The current Prosecco di Conegliano e Valdobbiadine DOC zone will become a DOCG from the 2009 vintage onwards.
Announcing the move, Prosecco DOC director Giancarlo Vettorello said that the IGT zone, which lies in the plains between Friuli and Veneto, will be upgraded to DOC status.
‘This is necessary because IGT is too generic and the region needs to be defined better,’ he said.
‘Also, the current situation created a lot of confusion, as there were all kinds of styles and prices of Prosecco on the market. Now the difference in quality and price will become much clearer.’
The new regulations stipulate that yields for both the new DOC and DOCG zones should be reduced.
The DOC will show the most drastic decrease – from the current 180hl/ha to 126hl/ha. There will also be a small reduction in yields in the DOCG zone, from 95hl/ha to 90hl/ha.
Inevitably, this drop in production will put pressure on the price of Prosecco.
‘We’re going to lose about 27% of production in the new DOC zone,’ Gianluca Bisol, general manager of Bisol e Figli, confirmed, ‘which means about 50 million fewer bottles on the market after the 2009 vintage.

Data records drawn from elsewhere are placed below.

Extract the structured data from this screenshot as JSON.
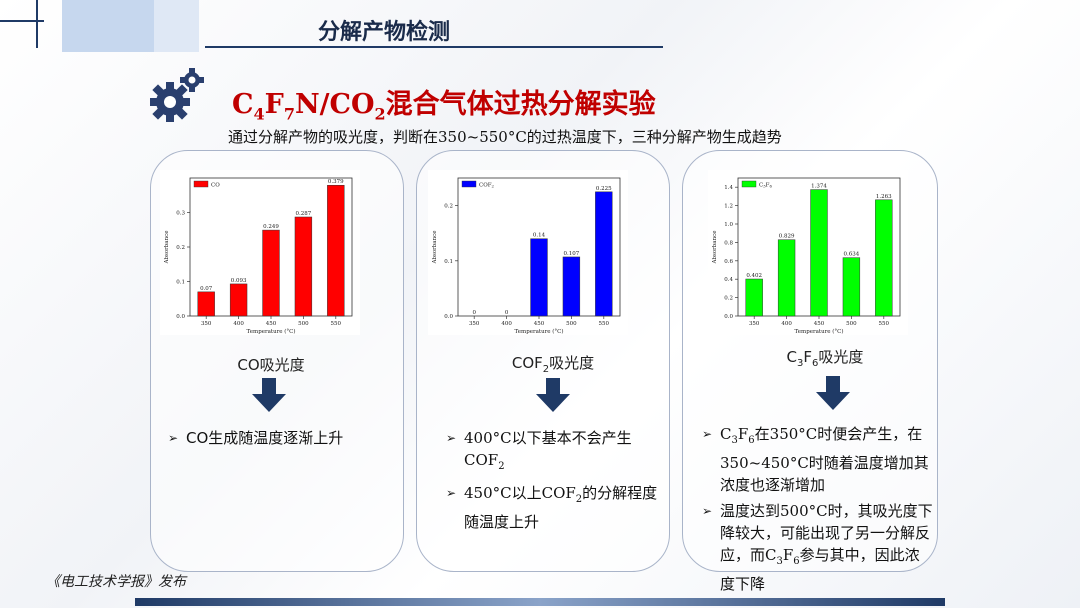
{
  "header": {
    "title": "分解产物检测"
  },
  "heading": {
    "pre": "C",
    "s1": "4",
    "f": "F",
    "s2": "7",
    "mid": "N/CO",
    "s3": "2",
    "rest": "混合气体过热分解实验"
  },
  "subtitle": "通过分解产物的吸光度，判断在350~550°C的过热温度下，三种分解产物生成趋势",
  "colors": {
    "co": "#ff0000",
    "cof2": "#0000ff",
    "c3f6": "#00ff00",
    "accent": "#c00000",
    "navy": "#1f3a66"
  },
  "chart_data": [
    {
      "type": "bar",
      "categories": [
        "350",
        "400",
        "450",
        "500",
        "550"
      ],
      "series": [
        {
          "name": "CO",
          "values": [
            0.07,
            0.093,
            0.249,
            0.287,
            0.379
          ]
        }
      ],
      "data_labels": [
        "0.07",
        "0.093",
        "0.249",
        "0.287",
        "0.379"
      ],
      "ylim": [
        0,
        0.4
      ],
      "yticks": [
        "0.0",
        "0.1",
        "0.2",
        "0.3"
      ],
      "xlabel": "Temperature (°C)",
      "ylabel": "Absorbance",
      "legend": "top-left"
    },
    {
      "type": "bar",
      "categories": [
        "350",
        "400",
        "450",
        "500",
        "550"
      ],
      "series": [
        {
          "name": "COF",
          "values": [
            0,
            0,
            0.14,
            0.107,
            0.225
          ]
        }
      ],
      "data_labels": [
        "0",
        "0",
        "0.14",
        "0.107",
        "0.225"
      ],
      "ylim": [
        0,
        0.25
      ],
      "yticks": [
        "0.0",
        "0.1",
        "0.2"
      ],
      "xlabel": "Temperature (°C)",
      "ylabel": "Absorbance",
      "legend": "top-left"
    },
    {
      "type": "bar",
      "categories": [
        "350",
        "400",
        "450",
        "500",
        "550"
      ],
      "series": [
        {
          "name": "C3F6",
          "values": [
            0.402,
            0.829,
            1.374,
            0.634,
            1.263
          ]
        }
      ],
      "data_labels": [
        "0.402",
        "0.829",
        "1.374",
        "0.634",
        "1.263"
      ],
      "ylim": [
        0,
        1.5
      ],
      "yticks": [
        "0.0",
        "0.2",
        "0.4",
        "0.6",
        "0.8",
        "1.0",
        "1.2",
        "1.4"
      ],
      "xlabel": "Temperature (°C)",
      "ylabel": "Absorbance",
      "legend": "top-left"
    }
  ],
  "legend_cof2": {
    "main": "COF",
    "sub": "2"
  },
  "legend_c3f6": {
    "c": "C",
    "s1": "3",
    "f": "F",
    "s2": "6"
  },
  "captions": {
    "co": "CO吸光度",
    "cof2": {
      "main": "COF",
      "sub": "2",
      "rest": "吸光度"
    },
    "c3f6": {
      "c": "C",
      "s1": "3",
      "f": "F",
      "s2": "6",
      "rest": "吸光度"
    }
  },
  "bullets": {
    "co": [
      "CO生成随温度逐渐上升"
    ],
    "cof2": {
      "b1_a": "400°C以下基本不会产生COF",
      "b1_sub": "2",
      "b2_a": "450°C以上COF",
      "b2_sub": "2",
      "b2_b": "的分解程度随温度上升"
    },
    "c3f6": {
      "b1_c": "C",
      "b1_s1": "3",
      "b1_f": "F",
      "b1_s2": "6",
      "b1_rest": "在350°C时便会产生，在350~450°C时随着温度增加其浓度也逐渐增加",
      "b2_a": "温度达到500°C时，其吸光度下降较大，可能出现了另一分解反应，而C",
      "b2_s1": "3",
      "b2_f": "F",
      "b2_s2": "6",
      "b2_b": "参与其中，因此浓度下降"
    }
  },
  "footer": "《电工技术学报》发布"
}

I think prices will go up, initially only at the bottom end of the market, but they will rise at the top end too.’
At the same time, legislation due to be passed on 1 August this year will make it illegal for producers outside of the DOC/DOCG zone to use the name Prosecco.
Instead, they will have to use the name ‘Glera’, a synonym for Prosecco. This will affect very few wines available outside Italy.